The various utensils, paper bags and home-made envelopes that have been accumulating all summer were grouped together recently for examination. I find it hard to resist when seed is there for the taking and it is something that I want or could do with more of. If I am lucky and have had a pen handy, the makeshift envelopes are scrawled with notes to make identification easy. The unmarked vessels might need a rattle and a closer look to remind me, but the excitement of a haul usually burns the find into the memory, as long as I act before winter blurs the clarity of this past growing season.
Fortuitously, autumn is the best time to sow the hardy plants and I would rather have them in the cold frame, labelled up and ready to go than degrading and waiting until the spring. In the wild, seed will start its cycle within the same growing season, so emulating the natural rhythm makes perfect sense. Most seed will now sit through the winter to have dormancy triggered by the stratification of frost, but some will seize the damp and comparative mild of autumn to germinate before winter and begin their grip on life.
The giant fennel are a good example. In the Mediterranean and Middle East where they are dependent upon the winter rainfall for growth, summer-strewn seed is now germinating with the first rains. My own sowings from August have already produced their second true leaf and are now potted on in long toms so that they can continue to establish their strong tap roots in the mild periods ahead of us. The winter green of Ferula communis (main image) is remarkable for this late season regeneration, gathering strength when it isn’t too cold and pushing against the general retreat elsewhere.

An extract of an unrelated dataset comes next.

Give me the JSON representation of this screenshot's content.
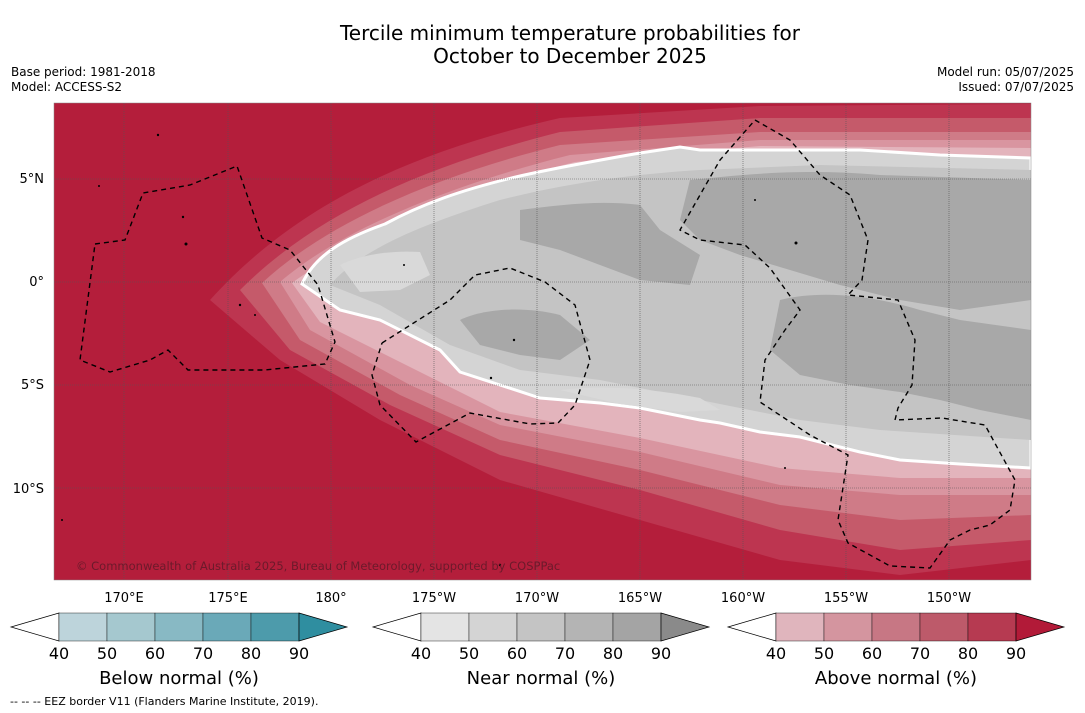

I first saw giant fennel in my early twenties when I was a student at the Jerusalem Botanical Gardens. Michael Avishai, the Director, had driven me to the Golan Heights to see them in the minefields where they grew freely and undisturbed. We stood at the roadside, taking heed of the sign saying ‘DANGER MINES! Go no further.’ Mile upon mile of cordoned-off ground, back-dropped by the mountains of Syria, was populated by a legion of uprights which bolted skyward in a scoring of perfect verticals. You understood why the Romans had used them as ferules, their stems making a lightweight measuring rod. Amongst their feathery mounds of basal foliage, a flood of acid-green euphorbia and scarlet anemone scattered the rocky ground between them.
You need open ground and the room to be able to let giant fennel have its reign in the garden. Whilst the plants are gathering strength, the early foliage needs the air and light they are accustomed to. Once they have bolted all their energy into the lofty flower stem, the foliage withers to leave a space, so you need to plan for a companion such as Ballota pseudodictamnus that can take a little early shade, but will cover for the gap in high summer.
I first flowered Ferula tingitana ‘Cedric Morris’ in my garden in Peckham and brought seed from there to here. It is the first of several giant fennels to have flowered here and did so in its third year after planting out. This lustrous form of the Tangier fennel is spectacular for its early growth, which is as shiny as patent leather, but finely-cut like lace. The flowering stem, which is shorter than F. communis, which can grow to 3 metres, holds an inflorescence that is just as flamboyant, despite reaching just half that height. My plants originally came from Beth Chatto where it appears in her gravel garden and this is how they like to live, with guaranteed good drainage in winter. I mean to ask if she was given the plant by the great man himself, for I am amassing quite a number of his selections and enjoy the connection of these horticultural hand-me-downs.
Coincidentally, I was given a brown paper bag with ‘Ferula tingitana blood’ scrawled on it by one of the gardeners from Great Dixter at a lecture that I gave for the Beth Chatto Education Trust earlier this summer. It is one of several ferula that Fergus Garret has passed on to me over the years. He too is under their spell and has given me seed of several of his wild collections from his homeland in Turkey. Once, when I asked him what the mother plant was like, he said, ‘No idea. It’s bound to be good though. Try it !’. And with giant fennels I am very happy to take him on trust.
Fergus uses them as punctuation marks in the garden where they bolt above moon daisies and rear over the hedges like giraffes. They have started to hybridise there and, when they are established enough to plant out next spring, the ‘tingitana blood’ seedlings are destined for my new planting. The secret to growing them successfully is to plant them out before the long tap roots wind around the pot for, to support the huge flowering stem, they need their purchase deep in the ground like a skyscraper needs its footings.
This summer, whilst on holiday in the Dodecanese, I collected a hatful of Ferula communis that had flowered beside the road and somehow escaped the ravages of the island goats. Though I had not seen it in flower, it was impossible to pass it by and the thought of it reappearing as a memory in the garden here will allow me to relive this find when it comes to flower. The seed left after my own sowing is now sitting in a bag waiting to go to Fergus, with a scrawled message of well wishes and the happy thought that they will soon be on their way to another good home.